Os colegas da NATO não poderão esquivar da conversa sobre como vamos cumprir aquilo que assinámos. Não poderão tratar seletivamente a conceção aprovada ao nível supremo, que fornece a inter-relação de todas as componentes da segurança indivisível.
Mantemos correspondência com os colegas norte-americanos. Reagimos à sua resposta às nossas iniciativas de dezembro. Ainda há pouco progresso nas questões essenciais. Vamos defender a abordagem complexa. Não se pode combinar coisas a sério e a longo prazo relativamente a assuntos práticos sem definir a base conceitual e política da cooperação.

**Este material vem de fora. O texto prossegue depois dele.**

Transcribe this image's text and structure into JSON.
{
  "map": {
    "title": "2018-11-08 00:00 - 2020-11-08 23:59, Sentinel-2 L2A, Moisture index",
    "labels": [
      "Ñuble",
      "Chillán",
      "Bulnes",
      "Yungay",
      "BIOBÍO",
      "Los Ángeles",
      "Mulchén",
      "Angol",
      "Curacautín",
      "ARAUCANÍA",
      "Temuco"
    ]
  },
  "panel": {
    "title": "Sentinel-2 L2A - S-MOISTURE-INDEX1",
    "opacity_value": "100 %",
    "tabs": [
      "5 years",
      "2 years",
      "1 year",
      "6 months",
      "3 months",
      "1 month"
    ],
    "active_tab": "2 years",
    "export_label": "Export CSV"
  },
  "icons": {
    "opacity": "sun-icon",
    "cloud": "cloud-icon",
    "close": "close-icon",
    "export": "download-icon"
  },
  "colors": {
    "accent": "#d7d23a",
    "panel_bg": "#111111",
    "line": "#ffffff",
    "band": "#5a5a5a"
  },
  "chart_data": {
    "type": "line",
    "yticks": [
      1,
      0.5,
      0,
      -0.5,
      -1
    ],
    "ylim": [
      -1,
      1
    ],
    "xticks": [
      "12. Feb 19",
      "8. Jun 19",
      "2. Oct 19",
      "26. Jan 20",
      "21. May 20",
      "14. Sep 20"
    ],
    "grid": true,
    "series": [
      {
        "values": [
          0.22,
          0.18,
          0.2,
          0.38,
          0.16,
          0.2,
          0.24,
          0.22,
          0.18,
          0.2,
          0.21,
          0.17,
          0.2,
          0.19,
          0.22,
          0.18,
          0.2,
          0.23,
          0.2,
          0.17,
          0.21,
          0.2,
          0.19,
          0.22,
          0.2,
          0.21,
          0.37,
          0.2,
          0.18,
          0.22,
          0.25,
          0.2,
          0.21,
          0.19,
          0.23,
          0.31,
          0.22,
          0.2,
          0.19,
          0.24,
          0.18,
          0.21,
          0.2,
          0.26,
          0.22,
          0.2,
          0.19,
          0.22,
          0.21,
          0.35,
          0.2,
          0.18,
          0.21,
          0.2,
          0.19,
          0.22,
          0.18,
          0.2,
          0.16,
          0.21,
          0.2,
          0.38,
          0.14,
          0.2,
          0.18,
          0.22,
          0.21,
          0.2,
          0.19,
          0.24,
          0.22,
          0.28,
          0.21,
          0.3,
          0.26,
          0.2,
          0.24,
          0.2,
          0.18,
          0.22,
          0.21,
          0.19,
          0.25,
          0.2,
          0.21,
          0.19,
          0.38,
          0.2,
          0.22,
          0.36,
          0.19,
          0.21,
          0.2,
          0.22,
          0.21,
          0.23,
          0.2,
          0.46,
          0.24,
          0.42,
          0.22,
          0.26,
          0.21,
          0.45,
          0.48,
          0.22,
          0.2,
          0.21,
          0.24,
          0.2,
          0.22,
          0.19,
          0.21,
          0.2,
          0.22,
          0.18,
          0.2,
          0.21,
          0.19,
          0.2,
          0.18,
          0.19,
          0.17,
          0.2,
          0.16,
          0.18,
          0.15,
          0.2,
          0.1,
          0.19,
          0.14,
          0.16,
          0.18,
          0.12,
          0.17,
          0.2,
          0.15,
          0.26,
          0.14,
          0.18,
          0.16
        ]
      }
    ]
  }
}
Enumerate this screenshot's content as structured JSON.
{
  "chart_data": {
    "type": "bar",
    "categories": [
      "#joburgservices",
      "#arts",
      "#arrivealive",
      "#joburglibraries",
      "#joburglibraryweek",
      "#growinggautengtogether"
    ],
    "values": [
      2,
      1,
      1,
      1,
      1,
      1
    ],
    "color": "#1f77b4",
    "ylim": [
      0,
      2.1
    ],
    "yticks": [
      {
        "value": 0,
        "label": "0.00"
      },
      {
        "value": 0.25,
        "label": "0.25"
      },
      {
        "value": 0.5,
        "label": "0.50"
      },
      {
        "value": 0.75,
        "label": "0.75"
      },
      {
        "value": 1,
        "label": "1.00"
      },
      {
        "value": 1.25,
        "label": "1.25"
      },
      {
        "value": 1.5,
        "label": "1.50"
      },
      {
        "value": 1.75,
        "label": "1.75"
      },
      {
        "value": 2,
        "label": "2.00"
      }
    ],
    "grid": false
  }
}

Pergunta: Informa-se que está prevista a sua reunião com o Secretário de Estado dos EUA, Anthony Blinken. Vai acontecer? O senhor aguarda um progresso?
Serguei Lavrov: Nós combinámos com o Secretário de Estado, Anthony Blinken, para que ele esteja pronto para reunir-se após a Rússia ter enviado o seu documento e eles ter estudado a nossa visão da situação. Ambos estamos interessados nisso. Isso corresponde aos nossos interesses e aos nossos planos.
Reitero, estamos interessados em explicar aos nossos colegas norte-americanos e a todos os seus aliados da NATO da maneira mais detalhada possível que promessas não são suficientes para nós. Especialmente se resultam não valer nada as obrigações escritas dos chefes de Estados e dos governos, que exigem que a NATO respeite plenamente os nossos interesses (sem falar das garantias orais, tantas vezes mencionadas pelo Presidente da Rússia, Vladimir Putin). Isso não adianta.
Vamos insistir que tudo seja honesto. Não gostaria de lançar mão da gíria, mas aqui dizemos: “prometeu, cumpriu”. Pelo menos, os compromissos devem cumprir-se também ao nível internacional.